Masanobu Taniguchi is a Professor in the Research Institute for Science and Engineering at Waseda University. His research interests include time series analysis, mathematical statistics, multivariate analysis, information geometry, signal processing, econometric theory and financial engineering. His main contributions in time series analysis are collected in his book “Asymptotic Theory of Statistical Inference for Time Series” (New York: Springer-Verlag, 2000). He received the Ogawa Prize (Japan) in 1989, the Econometric Theory Award (USA) in 2000, the Japan Statistical Society Prize in 2004, and Analysis Award in 2013 (Mathematical Society of Japan). He is a Fellow of the Institute of Mathematical Statistics (USA, 1987–).

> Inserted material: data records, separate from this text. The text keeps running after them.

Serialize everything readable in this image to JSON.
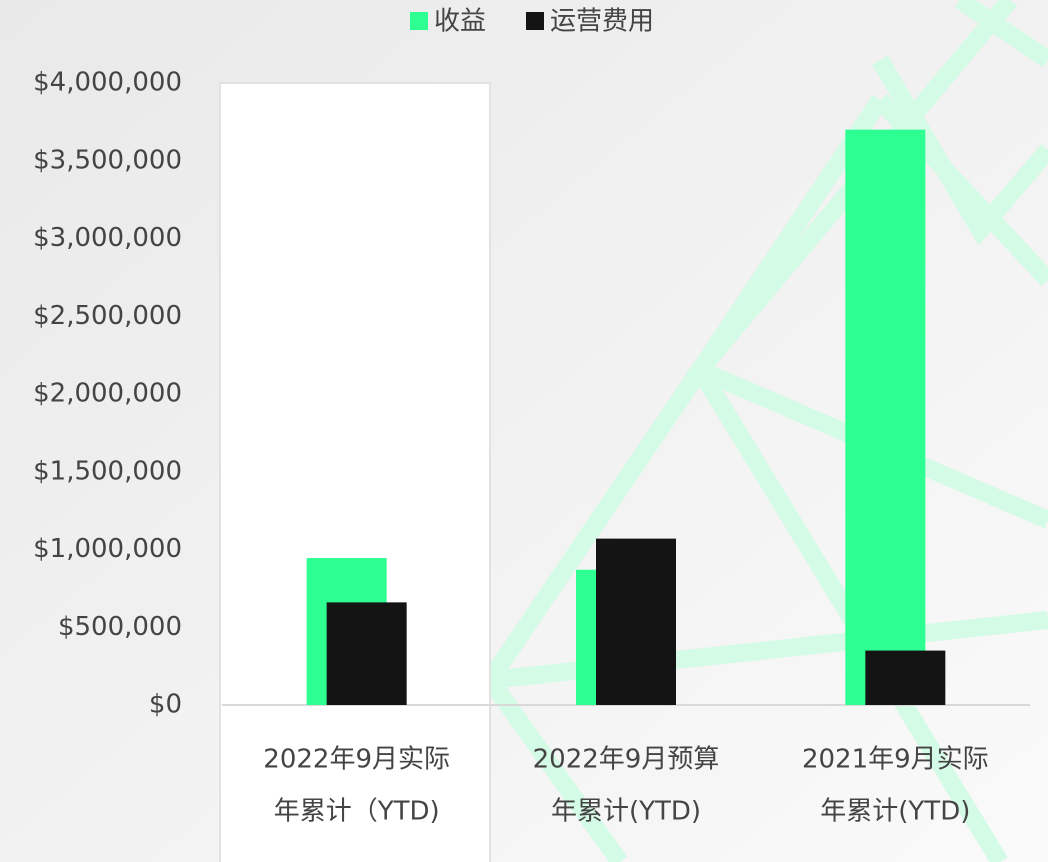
{
  "chart_data": {
    "type": "bar",
    "categories": [
      [
        "2022年9月实际",
        "年累计（YTD)"
      ],
      [
        "2022年9月预算",
        "年累计(YTD)"
      ],
      [
        "2021年9月实际",
        "年累计(YTD)"
      ]
    ],
    "series": [
      {
        "name": "收益",
        "color": "#2eff92",
        "values": [
          945000,
          870000,
          3700000
        ]
      },
      {
        "name": "运营费用",
        "color": "#141414",
        "values": [
          660000,
          1070000,
          350000
        ]
      }
    ],
    "ylim": [
      0,
      4000000
    ],
    "yticks": [
      {
        "value": 0,
        "label": "$0"
      },
      {
        "value": 500000,
        "label": "$500,000"
      },
      {
        "value": 1000000,
        "label": "$1,000,000"
      },
      {
        "value": 1500000,
        "label": "$1,500,000"
      },
      {
        "value": 2000000,
        "label": "$2,000,000"
      },
      {
        "value": 2500000,
        "label": "$2,500,000"
      },
      {
        "value": 3000000,
        "label": "$3,000,000"
      },
      {
        "value": 3500000,
        "label": "$3,500,000"
      },
      {
        "value": 4000000,
        "label": "$4,000,000"
      }
    ],
    "legend": "top"
  }
}
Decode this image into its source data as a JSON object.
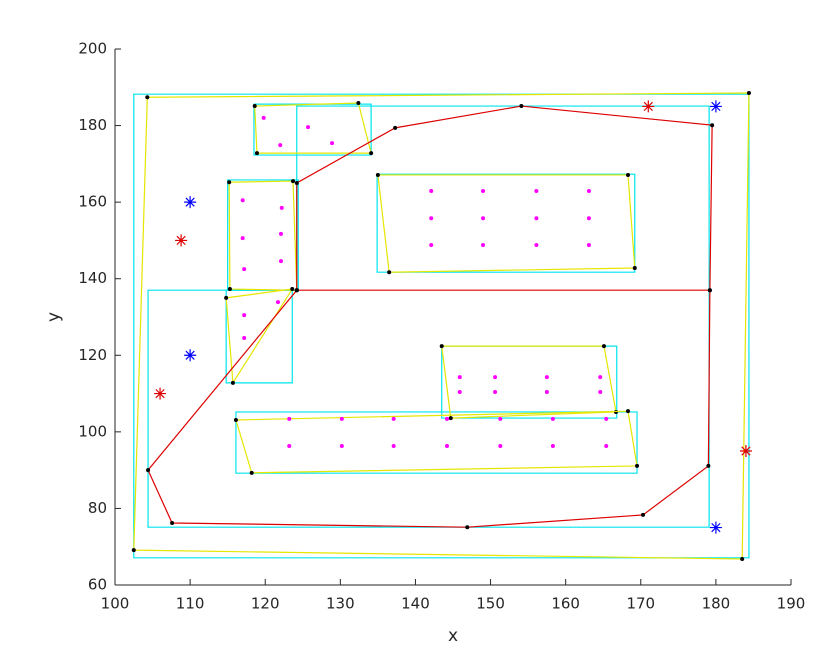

Anna Clara Monti is a Professor in the Department of Law, Economics, Management and Quantitative Methods at University of Sannio. Her research interests concern Statistical Inference, Robustness, Ordinal Response Models and Time Series.
Tomoyuki Amano is an Associate Professor in Division of General Education at The University of Electro-Communications. He received the doctorate degrees in science from Waseda University, Japan and is now an associate professor in the Division of General Education at University of Electro-Communications, Japan. He is interested in research on financial time series and estimating function estimator for time series.